We have seen the worst of Russia in this saga - now we must both hope for the best

Thursday 21 January 2016 23:27
Alexander Litvinenko at the Intensive Care Unit of University College Hospital
Alexander Litvinenko at the Intensive Care Unit of University College Hospital

A British citizen was murdered on the streets of London by radioactive poisoning from a teapot in a “hit” probably approved by a foreign head of state. This astonishing allegation is the new basis of the relationship between Britain and Russia. It needs a clear, strong and effective response and may, in the short term, put Moscow in the diplomatic deep freeze.

Alexander Litvinenko’s past, in which he worked with a variety of foreign intelligence agencies, cannot impinge on the fact that, as a British citizen living in this country, his murder has to be taken with the utmost seriousness. Nor does the instinctive Russian response to the revelation – branding the report a “joke”– do much to reassure any of us about the chances of a grown-up discussion of the subject, let alone the acceptance of responsibility for an innocent man’s death.

International relations should, of course, carry a heavy dose of pragmatism. But they lose all meaning if particular states refuse to play by the rules, or if countries fail to bring their own (preferably civilised) values to bear on the international stage. David Cameron accused Russia of “state-sponsored” murder, and promised further asset freezes. The Prime Minister appeared apprehensive of going too far – citing the need to find some solution to the Syria crisis, in which Russia has assumed a key role.

This is hardly an acceptable reason to go easy on punishing a murder: Litvinenko’s death cannot be treated in isolation, but cannot be forgiven, either. Cameron is right, however, that new economic sanctions would only further distance a diplomatic path to peace.

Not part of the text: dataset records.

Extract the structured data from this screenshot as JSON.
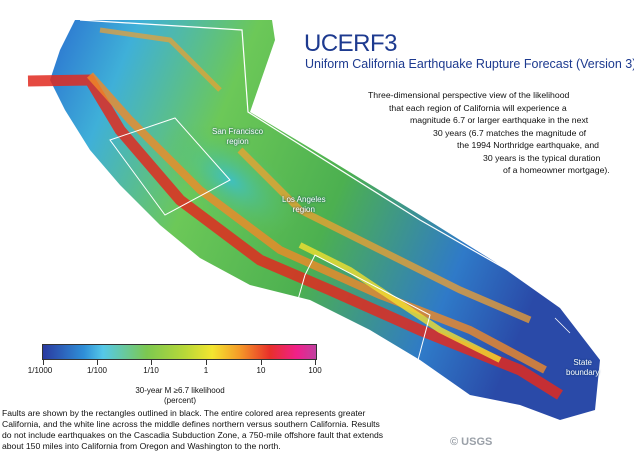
{
  "title": "UCERF3",
  "subtitle": "Uniform California Earthquake Rupture Forecast (Version 3)",
  "description_lines": [
    "Three-dimensional perspective view of the likelihood",
    "that each region of California will experience a",
    "magnitude 6.7 or larger earthquake in the next",
    "30 years (6.7 matches the magnitude of",
    "the 1994 Northridge earthquake, and",
    "30 years is the typical duration",
    "of a homeowner mortgage)."
  ],
  "map_labels": {
    "san_francisco": [
      "San Francisco",
      "region"
    ],
    "los_angeles": [
      "Los Angeles",
      "region"
    ],
    "state_boundary": [
      "State",
      "boundary"
    ]
  },
  "legend": {
    "ticks": [
      "1/1000",
      "1/100",
      "1/10",
      "1",
      "10",
      "100"
    ],
    "title_lines": [
      "30-year M ≥6.7 likelihood",
      "(percent)"
    ],
    "colors": [
      "#2a3aa0",
      "#55c8e8",
      "#7cc850",
      "#f3e630",
      "#e8302a",
      "#f0208a"
    ]
  },
  "caption_lines": [
    "Faults are shown by the rectangles outlined in black. The entire colored area represents greater",
    "California, and the white line across the middle defines northern versus southern California. Results",
    "do not include earthquakes on the Cascadia Subduction Zone, a 750-mile offshore fault that extends",
    "about 150 miles into California from Oregon and Washington to the north."
  ],
  "credit": "© USGS"
}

A man has been murdered; his grieving widow has been on a long and almost unimaginably grim journey in search of justice. This is the personal tragedy of the case, and it is awful. The wider picture is of an already strained bilateral relationship that is now broken, and will take years to rebuild.

We have seen the worst of Russia in this saga. Now we must both hope for the best, and hope that the best is good enough. On yesterday’s evidence, we may be hoping for some time.